Veja como conseguir crédito para o seu negócio

Entenda o sistema, o processo e como está o cenário atual de crédito para empresas

Especialistas indicam cautela na hora de aderir à modalidade e dizem que há situações em que não se deve buscar crédito. A reportagem conversou com Eliane Cunha, consultora de negócios do Sebrae-SP e com Antonio André Neto, professor da FGV-RJ e coordenador do MBA de gestão estratégica e econômica de negócios. Veja a seguir três perguntas e respostas sobre o assunto.

A Caixa Econômica Federal, por exemplo, é a principal operadora do Pronampe (Programa Nacional de Apoio às Microempresas e Empresas de Pequeno Porte), apesar de ser possível receber o empréstimo numa conta de outro banco.

Outra parte do sistema de crédito são as instituições do mercado financeiro privado. "A XP, por exemplo, é uma financeira privada que tem programas de crédito aos empreendedores",  diz o professor da FGV.

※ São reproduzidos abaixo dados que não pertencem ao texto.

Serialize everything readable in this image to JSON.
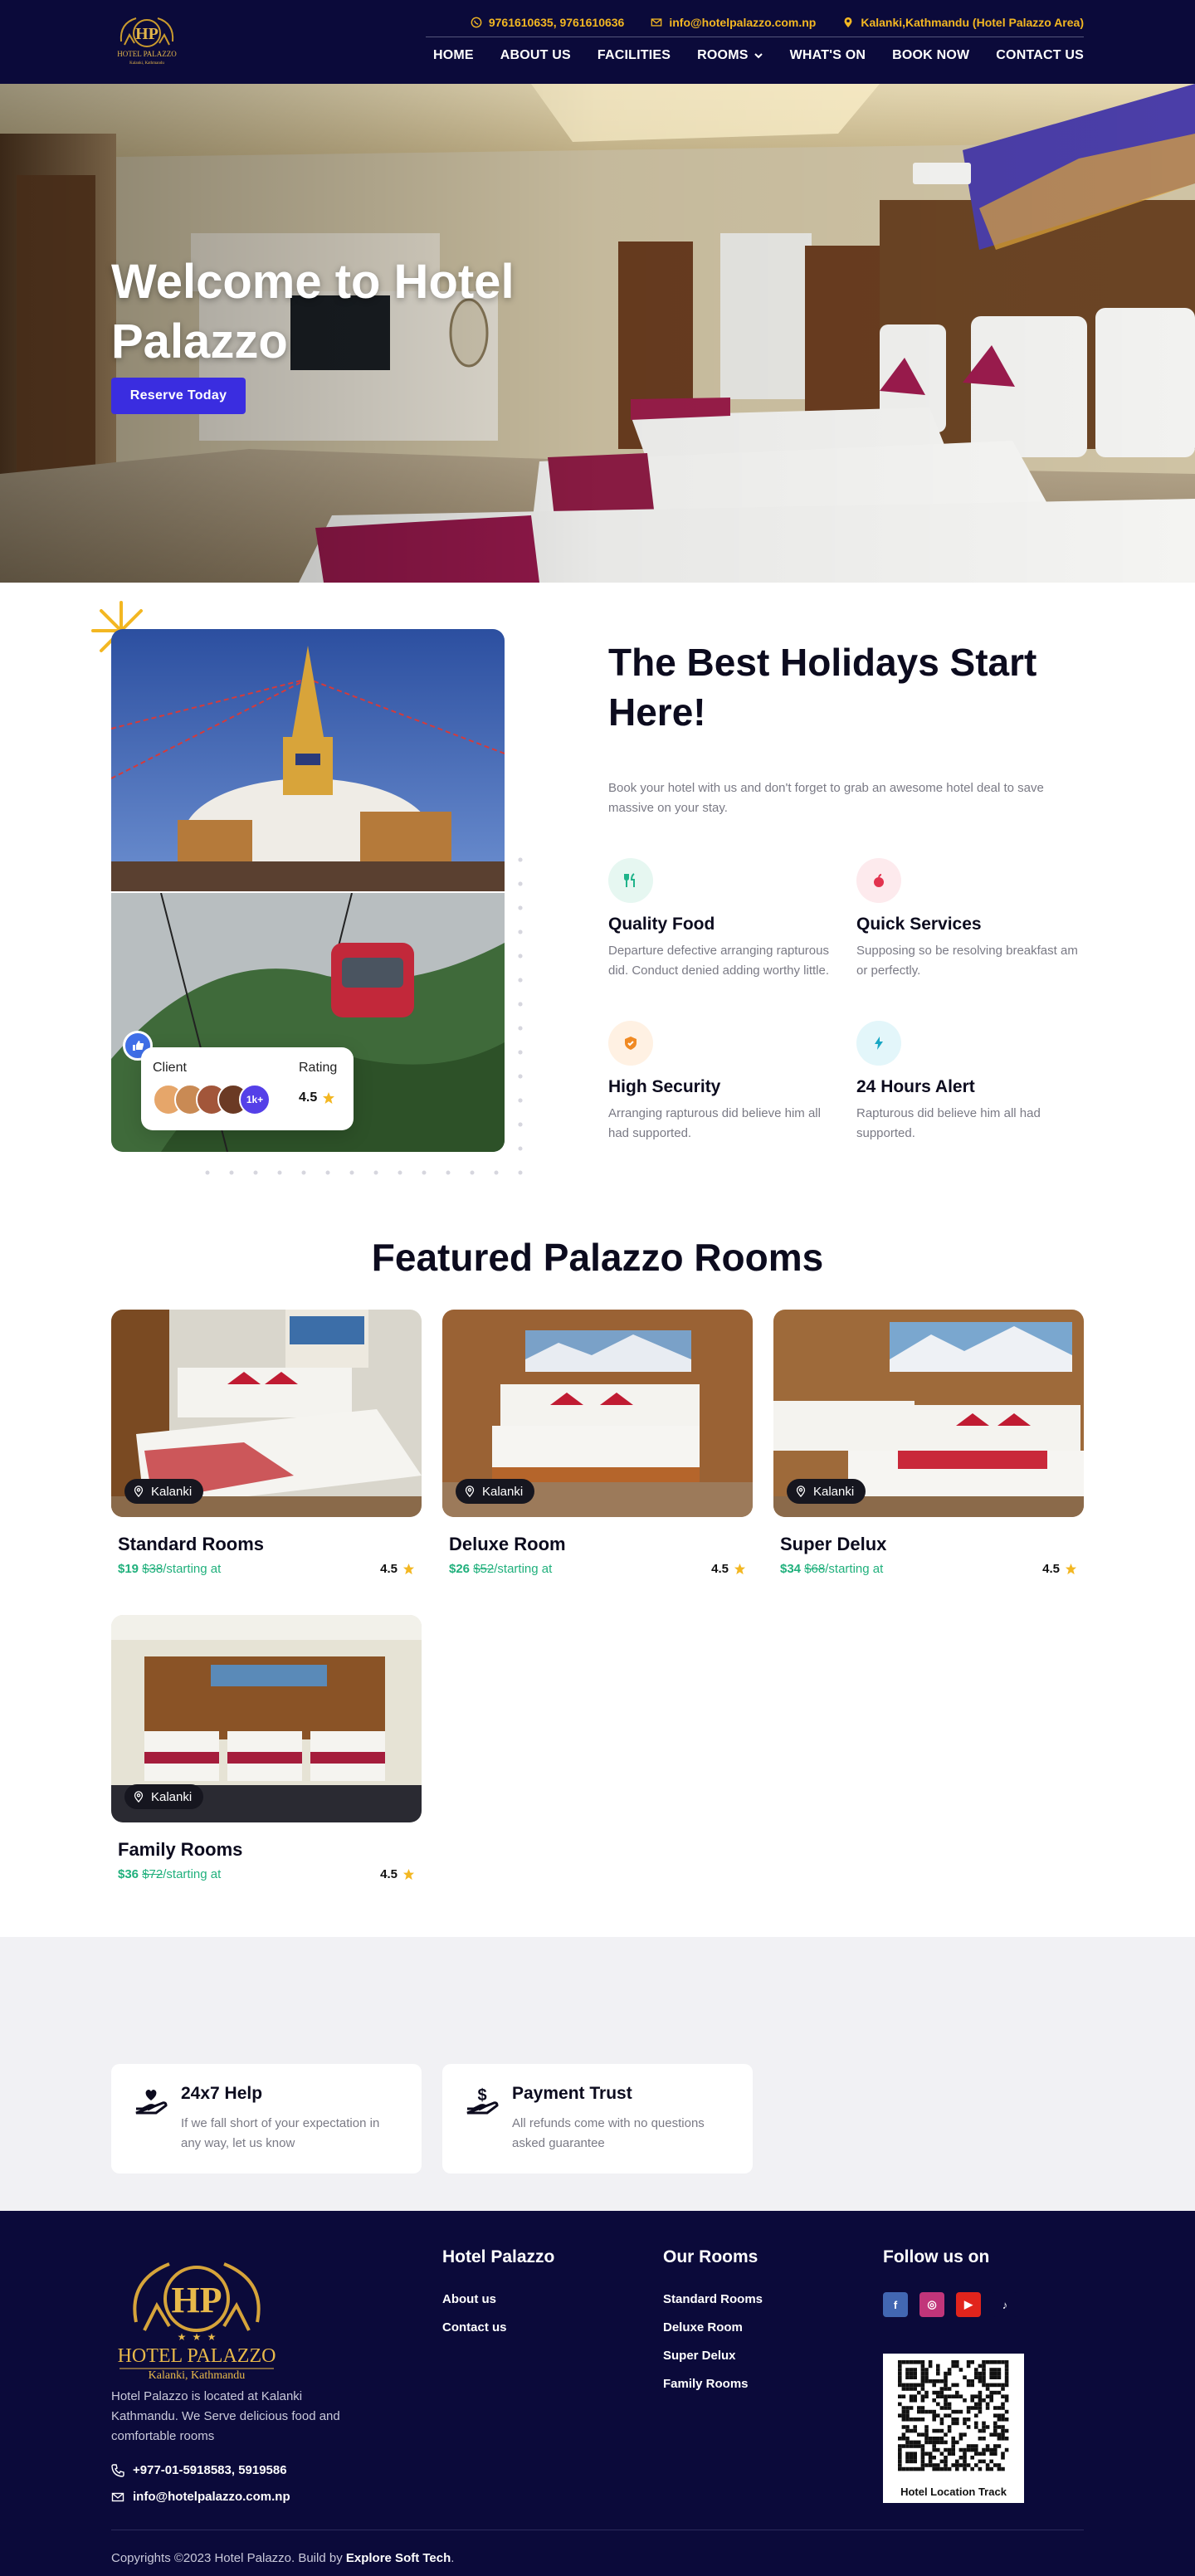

Uma forma mais direta pode o cartão de crédito, com a antecipação de recebíveis. Essa é uma estratégia possível para os empreendedores que usam maquininhas. Eles podem pedir essa antecipação de pagamento ao banco.

Além disso, é possível pensar no crédito para além do sistema financeiro: se o seu fornecedor aceita que você pegue mercadorias e pague em 40 dias, por exemplo, essa é uma forma de crédito.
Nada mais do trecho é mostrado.